Technology

Civil rights groups call for Facebook ad boycott

A group of civil rights organizations launched a new campaign Wednesday calling for companies to refrain from advertising on Facebook in July.

The Anti-Defamation League, NAACP, Sleeping Giants, Color Of Change, Free Press and Common Sense are calling for the pause to protest what they say is a failure by the Silicon Valley giant to make its platform less hostile.

An ad that ran in the Los Angeles Times announcing the campaign calls on corporate advertisers to “send Facebook a powerful message: Your profits will never be worth promoting hate, bigotry, racism, antisemitism and violence.”

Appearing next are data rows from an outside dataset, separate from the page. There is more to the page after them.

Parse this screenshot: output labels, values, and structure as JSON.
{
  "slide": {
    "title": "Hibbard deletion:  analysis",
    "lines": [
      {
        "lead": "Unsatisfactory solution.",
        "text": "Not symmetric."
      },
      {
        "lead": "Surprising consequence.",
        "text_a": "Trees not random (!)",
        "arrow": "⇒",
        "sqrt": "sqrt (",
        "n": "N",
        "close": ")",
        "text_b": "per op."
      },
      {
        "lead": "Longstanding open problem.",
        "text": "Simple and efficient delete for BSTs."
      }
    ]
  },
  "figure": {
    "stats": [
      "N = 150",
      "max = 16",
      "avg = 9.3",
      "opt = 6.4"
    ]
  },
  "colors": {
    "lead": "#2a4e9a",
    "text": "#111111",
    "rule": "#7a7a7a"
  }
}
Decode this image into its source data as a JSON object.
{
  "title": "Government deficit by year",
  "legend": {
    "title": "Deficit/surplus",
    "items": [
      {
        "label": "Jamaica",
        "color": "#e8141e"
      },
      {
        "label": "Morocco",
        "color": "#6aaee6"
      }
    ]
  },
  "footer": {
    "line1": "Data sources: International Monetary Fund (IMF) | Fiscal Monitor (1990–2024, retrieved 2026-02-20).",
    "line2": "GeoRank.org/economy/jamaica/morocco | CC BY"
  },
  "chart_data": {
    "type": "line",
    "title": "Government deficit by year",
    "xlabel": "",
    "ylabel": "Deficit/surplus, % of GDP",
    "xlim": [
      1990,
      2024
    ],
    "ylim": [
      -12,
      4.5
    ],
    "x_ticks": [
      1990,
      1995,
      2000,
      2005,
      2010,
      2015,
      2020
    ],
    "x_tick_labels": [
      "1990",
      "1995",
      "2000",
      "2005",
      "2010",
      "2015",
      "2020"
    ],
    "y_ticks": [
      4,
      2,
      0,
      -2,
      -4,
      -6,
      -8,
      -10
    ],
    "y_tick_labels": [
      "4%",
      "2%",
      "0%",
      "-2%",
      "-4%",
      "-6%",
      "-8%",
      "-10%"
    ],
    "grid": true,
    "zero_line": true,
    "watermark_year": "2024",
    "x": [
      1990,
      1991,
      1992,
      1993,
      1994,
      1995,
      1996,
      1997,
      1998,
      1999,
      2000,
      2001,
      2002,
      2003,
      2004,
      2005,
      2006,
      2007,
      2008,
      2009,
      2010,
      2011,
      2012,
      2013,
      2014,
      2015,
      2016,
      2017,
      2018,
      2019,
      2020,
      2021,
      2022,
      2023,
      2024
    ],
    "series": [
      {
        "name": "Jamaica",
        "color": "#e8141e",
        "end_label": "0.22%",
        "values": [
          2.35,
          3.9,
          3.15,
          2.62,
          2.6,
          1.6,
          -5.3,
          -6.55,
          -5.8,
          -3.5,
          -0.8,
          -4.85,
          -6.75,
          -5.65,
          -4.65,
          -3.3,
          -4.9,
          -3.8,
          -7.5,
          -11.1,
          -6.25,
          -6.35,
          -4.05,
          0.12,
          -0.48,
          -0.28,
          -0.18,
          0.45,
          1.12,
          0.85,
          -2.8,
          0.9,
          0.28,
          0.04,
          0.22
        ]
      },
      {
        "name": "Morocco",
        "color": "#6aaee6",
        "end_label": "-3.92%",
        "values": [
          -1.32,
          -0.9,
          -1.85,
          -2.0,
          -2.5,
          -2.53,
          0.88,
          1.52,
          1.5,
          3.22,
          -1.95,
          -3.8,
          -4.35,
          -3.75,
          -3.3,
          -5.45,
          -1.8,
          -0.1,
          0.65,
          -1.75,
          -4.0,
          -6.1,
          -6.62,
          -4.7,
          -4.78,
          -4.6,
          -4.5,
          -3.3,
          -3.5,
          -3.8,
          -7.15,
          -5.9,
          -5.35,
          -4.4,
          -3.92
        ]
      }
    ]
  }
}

“Facebook remains unwilling to take significant steps to remove political propaganda from its platform,” Derrick Johnson, president and CEO of the NAACP, said in a statement.

“It is clear that Facebook and its CEO, Mark Zuckerberg, are no longer simply negligent, but in fact, complacent in the spread of misinformation, despite the irreversible damage to our democracy,” he added.

The campaign comes amid rising scrutiny on Facebook’s hands-off approach to political speech.

CEO Mark Zuckerberg has been under internal and external pressure to take action against President Trump‘s posts in particular, especially ones seen as glorifying violence. Twitter and other social media platforms have decided to flag those posts.

Several advertisers in recent weeks have already pulled back on Facebook advertising, which generates roughly 98 percent of the company’s revenue.

The Hill has reached out to spokespeople for the platform for comment on the campaign.